Why is the changing her life part (losing weight and getting a divorce after seeing Bigfoot) relevant? Did she leave her husband to try to get with Bigfoot and is suing the state because they claim her new beau doesn’t exist? Wild!
Right, see, those are relevant because they show the value of that inspiration. Inspiration that could have brought many more valuable changes to her life if she still had it, but sadly the park service stole that inspiration from her, along with many potential benefits it could have brought her if they'd just let her remain blissfully ignorant of the true identity of the inspiring bigfoot she thought she saw.
No, you've misunderstood. She married the Bigfoot and now she's suing because she was perfectly happy not knowing he was just a bear. They had a destination wedding in London and the divorce lawyer's bear-wedding annulment fee was 125 pounds.
No way man tell you what my brother skeet done seen that dang ol sasquatch when he went to to Calistoga to seent his two brothers Jim and Jed. See they was out huntin one day though I think Jed was out evadin the police on accounta he's got warrants and unpaid could support, an he an Jim are wanted by the bondsman see, so they was out huntin deep in them woods up there up by the squirtin hole and them old rock woods you know? Anyway they was out there and they seent him. Big ole samskatch. Tain't no yeti in no bear suit man maybe a Stanley though it were pretty big
I'm assuming this went down like the church scene from The Blues Brothers. Some lady goes out to the woods to get a little clarity where a bright light from heaven shines down on her and instead of James Brown, Bigfoot appears and says, "Have you seen the light!?"

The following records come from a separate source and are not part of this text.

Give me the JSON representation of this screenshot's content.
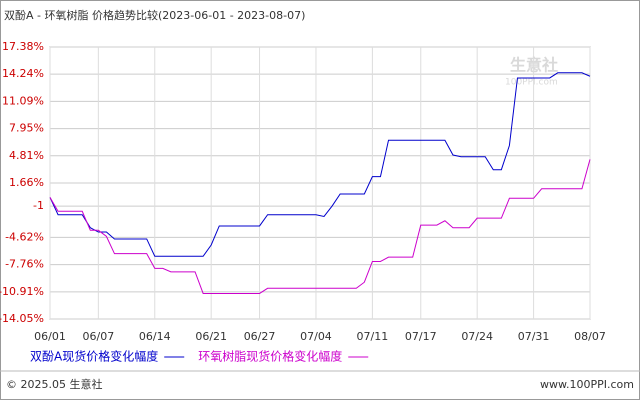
{
  "chart_data": {
    "type": "line",
    "title": "双酚A - 环氧树脂 价格趋势比较(2023-06-01 - 2023-08-07)",
    "categories": [
      "06/01",
      null,
      null,
      null,
      null,
      null,
      "06/07",
      null,
      null,
      null,
      null,
      null,
      null,
      "06/14",
      null,
      null,
      null,
      null,
      null,
      null,
      "06/21",
      null,
      null,
      null,
      null,
      null,
      "06/27",
      null,
      null,
      null,
      null,
      null,
      null,
      "07/04",
      null,
      null,
      null,
      null,
      null,
      null,
      "07/11",
      null,
      null,
      null,
      null,
      null,
      "07/17",
      null,
      null,
      null,
      null,
      null,
      null,
      "07/24",
      null,
      null,
      null,
      null,
      null,
      null,
      "07/31",
      null,
      null,
      null,
      null,
      null,
      null,
      "08/07"
    ],
    "series": [
      {
        "name": "双酚A现货价格变化幅度",
        "color": "#0000cc",
        "values": [
          0,
          -2,
          -2,
          -2,
          -2,
          -3.5,
          -4,
          -4,
          -4.8,
          -4.8,
          -4.8,
          -4.8,
          -4.8,
          -6.8,
          -6.8,
          -6.8,
          -6.8,
          -6.8,
          -6.8,
          -6.8,
          -5.5,
          -3.3,
          -3.3,
          -3.3,
          -3.3,
          -3.3,
          -3.3,
          -2,
          -2,
          -2,
          -2,
          -2,
          -2,
          -2,
          -2.2,
          -1,
          0.4,
          0.4,
          0.4,
          0.4,
          2.4,
          2.4,
          6.6,
          6.6,
          6.6,
          6.6,
          6.6,
          6.6,
          6.6,
          6.6,
          4.9,
          4.7,
          4.7,
          4.7,
          4.7,
          3.2,
          3.2,
          6,
          13.8,
          13.8,
          13.8,
          13.8,
          13.8,
          14.4,
          14.4,
          14.4,
          14.4,
          14
        ]
      },
      {
        "name": "环氧树脂现货价格变化幅度",
        "color": "#cc00cc",
        "values": [
          0,
          -1.6,
          -1.6,
          -1.6,
          -1.6,
          -3.8,
          -3.8,
          -4.5,
          -6.5,
          -6.5,
          -6.5,
          -6.5,
          -6.5,
          -8.2,
          -8.2,
          -8.6,
          -8.6,
          -8.6,
          -8.6,
          -11.1,
          -11.1,
          -11.1,
          -11.1,
          -11.1,
          -11.1,
          -11.1,
          -11.1,
          -10.5,
          -10.5,
          -10.5,
          -10.5,
          -10.5,
          -10.5,
          -10.5,
          -10.5,
          -10.5,
          -10.5,
          -10.5,
          -10.5,
          -9.8,
          -7.4,
          -7.4,
          -6.9,
          -6.9,
          -6.9,
          -6.9,
          -3.2,
          -3.2,
          -3.2,
          -2.7,
          -3.5,
          -3.5,
          -3.5,
          -2.4,
          -2.4,
          -2.4,
          -2.4,
          -0.1,
          -0.1,
          -0.1,
          -0.1,
          1,
          1,
          1,
          1,
          1,
          1,
          4.4
        ]
      }
    ],
    "ylim": [
      -14.05,
      17.38
    ],
    "yticks": [
      {
        "value": 17.38,
        "label": "17.38%"
      },
      {
        "value": 14.24,
        "label": "14.24%"
      },
      {
        "value": 11.09,
        "label": "11.09%"
      },
      {
        "value": 7.95,
        "label": "7.95%"
      },
      {
        "value": 4.81,
        "label": "4.81%"
      },
      {
        "value": 1.66,
        "label": "1.66%"
      },
      -1,
      {
        "value": -4.62,
        "label": "-4.62%"
      },
      {
        "value": -7.76,
        "label": "-7.76%"
      },
      {
        "value": -10.91,
        "label": "-10.91%"
      },
      {
        "value": -14.05,
        "label": "-14.05%"
      }
    ],
    "grid": true,
    "watermark": "生意社",
    "watermark_sub": "100PPI.com",
    "footer_left": "© 2025.05 生意社",
    "footer_right": "www.100PPI.com"
  }
}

And she's like, Yes! Yes! Jesus H Tapdancing Christ! I have seen the light!"
And just like that, she's off on a mission from God.
In order to sue you have to show damages. It seems like she can only show benefits. Maybe she can gain more weight than she lost before she goes to court and start dating an asshole or something.
There's no hierarchy in the sasquatch society. To them, 'bigfoot' is a slur. 'Skunk ape' is strangely a term of endearment (to them, we are their 'skunk apes', on account of the smell) 'Hairy man' is unnessecarily gendered. 'Orang Pendek' is fine, but also gendered. Wood ape' is a bit simplified, but fine. Yowie is used proudly by the Austral version, but secretly used as a bit of a slur by the North American variant to describe their southern cousins.
The Peladiens diplomatically refer to them as 'The honorable inhabitants'' (in contrast to humans, referred to just as 'the inhabitants')
Having seen plenty of bears on my visits to Yosemite and also on TV and such, I don't know how someone might confuse a bear standing on its hind legs with a giant ape-like creature unless they have never seen either a bear or an ape.